Johannes Lievens, Latinized Johannes Livineius (1546/47–1599), was a scholar of Greek patristics from the Habsburg Netherlands (now Belgium).

==Life==
Lievens was born in Dendermonde (County of Flanders) in 1546 or 1547, the son of Nicolas Lievens and Clara Vander Beke (sister to Laevinus Torrentius). Although not born in Ghent, he sometimes used the cognomen Gandensis, as both his parents were from that city.
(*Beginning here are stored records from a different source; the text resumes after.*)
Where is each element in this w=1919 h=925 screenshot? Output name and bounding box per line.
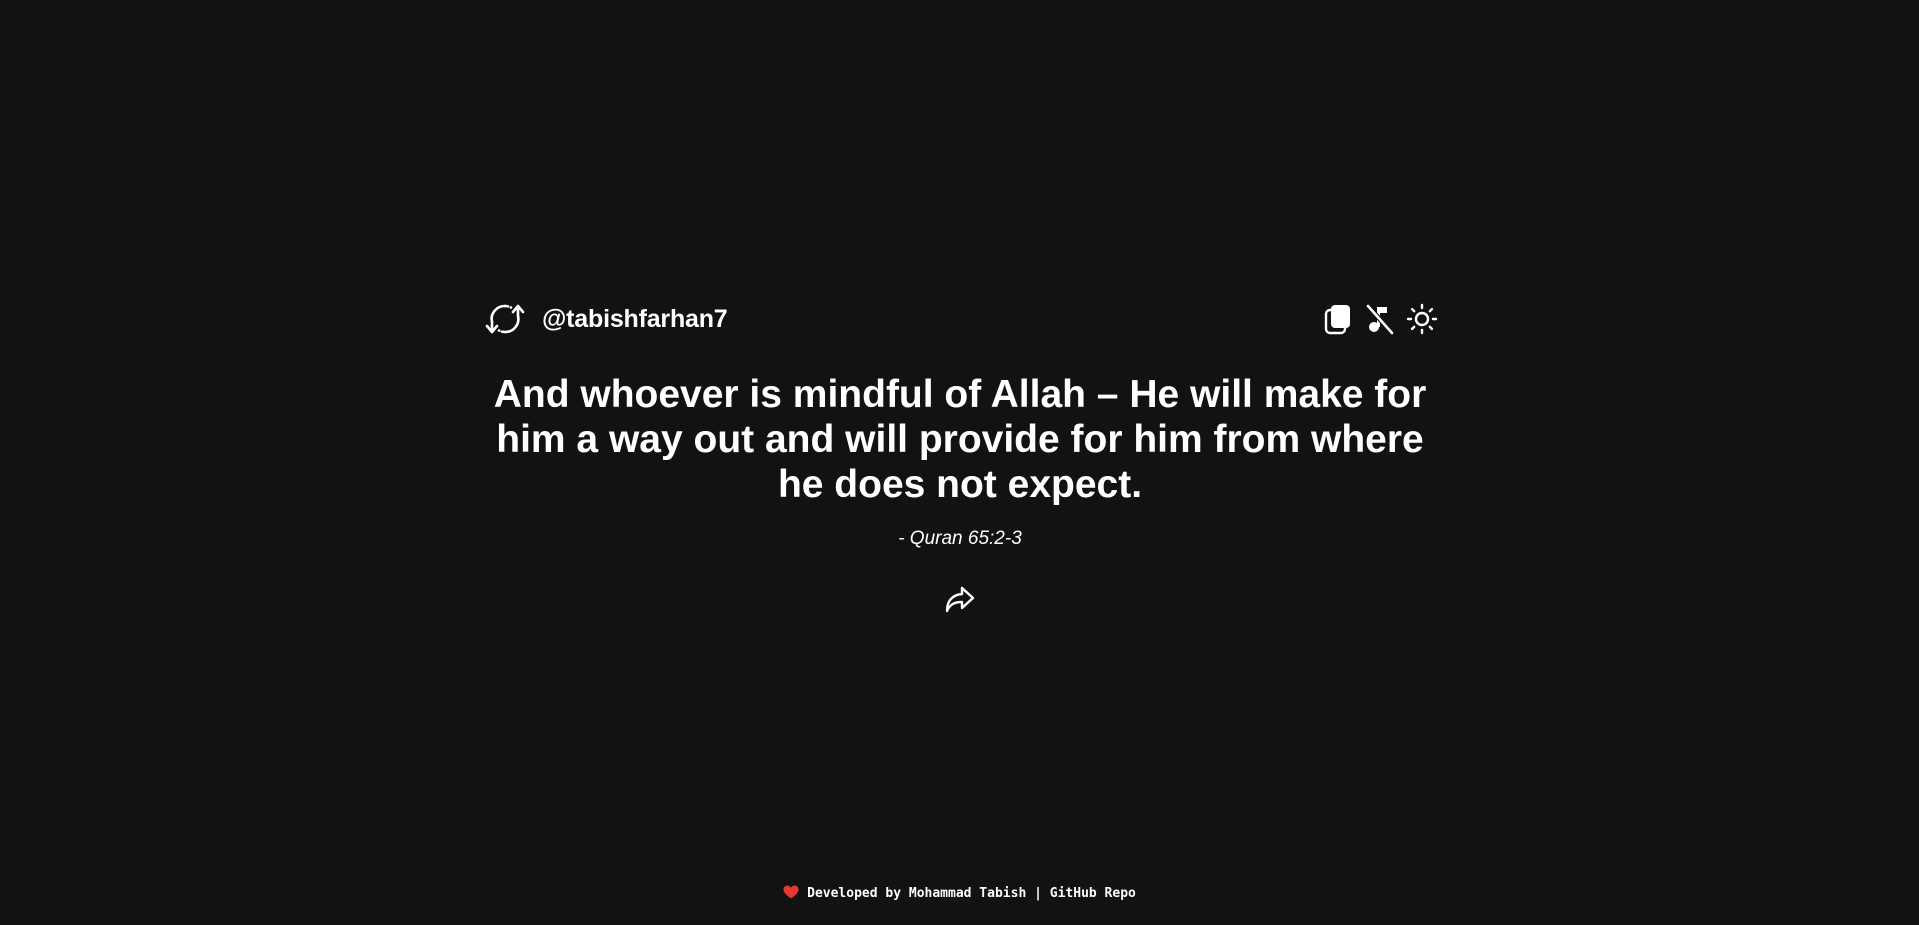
refresh-cycle-icon — [485, 304, 525, 334]
music-off-icon — [1366, 304, 1394, 335]
username-link[interactable]: @tabishfarhan7 — [542, 305, 728, 333]
github-repo-link[interactable]: GitHub Repo — [1050, 886, 1136, 901]
new-quote-button[interactable] — [482, 296, 528, 342]
developer-link[interactable]: Developed by Mohammad Tabish — [807, 886, 1026, 901]
copy-icon — [1324, 305, 1350, 335]
footer-separator: | — [1034, 886, 1042, 901]
heart-icon — [783, 885, 799, 906]
quote-source: - Quran 65:2-3 — [898, 528, 1022, 549]
quote-text: And whoever is mindful of Allah – He wil… — [493, 373, 1427, 506]
share-button[interactable] — [942, 582, 978, 618]
quote-page: @tabishfarhan7 And whoever is mindful of… — [0, 0, 1919, 925]
footer: Developed by Mohammad Tabish | GitHub Re… — [0, 884, 1919, 906]
quote-header: @tabishfarhan7 — [482, 296, 1438, 342]
theme-toggle-button[interactable] — [1406, 302, 1438, 336]
copy-button[interactable] — [1322, 302, 1354, 336]
music-toggle-button[interactable] — [1364, 302, 1396, 336]
share-icon — [945, 586, 975, 613]
sun-icon — [1406, 303, 1438, 335]
header-actions — [1312, 296, 1438, 342]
He was educated first in Ghent and later at the Jesuit college in Cologne, before attending the University of Leuven.

On 16 July 1573 he was awarded a canonry at St Peter's Church, Liège, exchanging it for one at Antwerp Cathedral in 1588. He died of an apoplexy in Antwerp on 13 January 1599, aged 51, and was buried in Antwerp Cathedral.

==Works==
Livineius's Latin translation and critical Greek edition of Gregory of Nyssa's treatise on Virginity, with a dedication to Antonio Carafa, was published at Antwerp by Christopher Plantin in 1574. The following year, Plantin printed Livineius's translation of John Chrysostom's treatise on Virginity.

Livineius also produced an edition of twelve Latin panegyricists (XII panegyrici veteres, Plantin Office, 1599), from a manuscript in the Abbey of Saint Bertin (Saint-Omer).

His translation of Theodore the Studite's catechetical sermons (Antwerp, Bellerus, 1602) was prepared for posthumous publication by Aubertus Miraeus.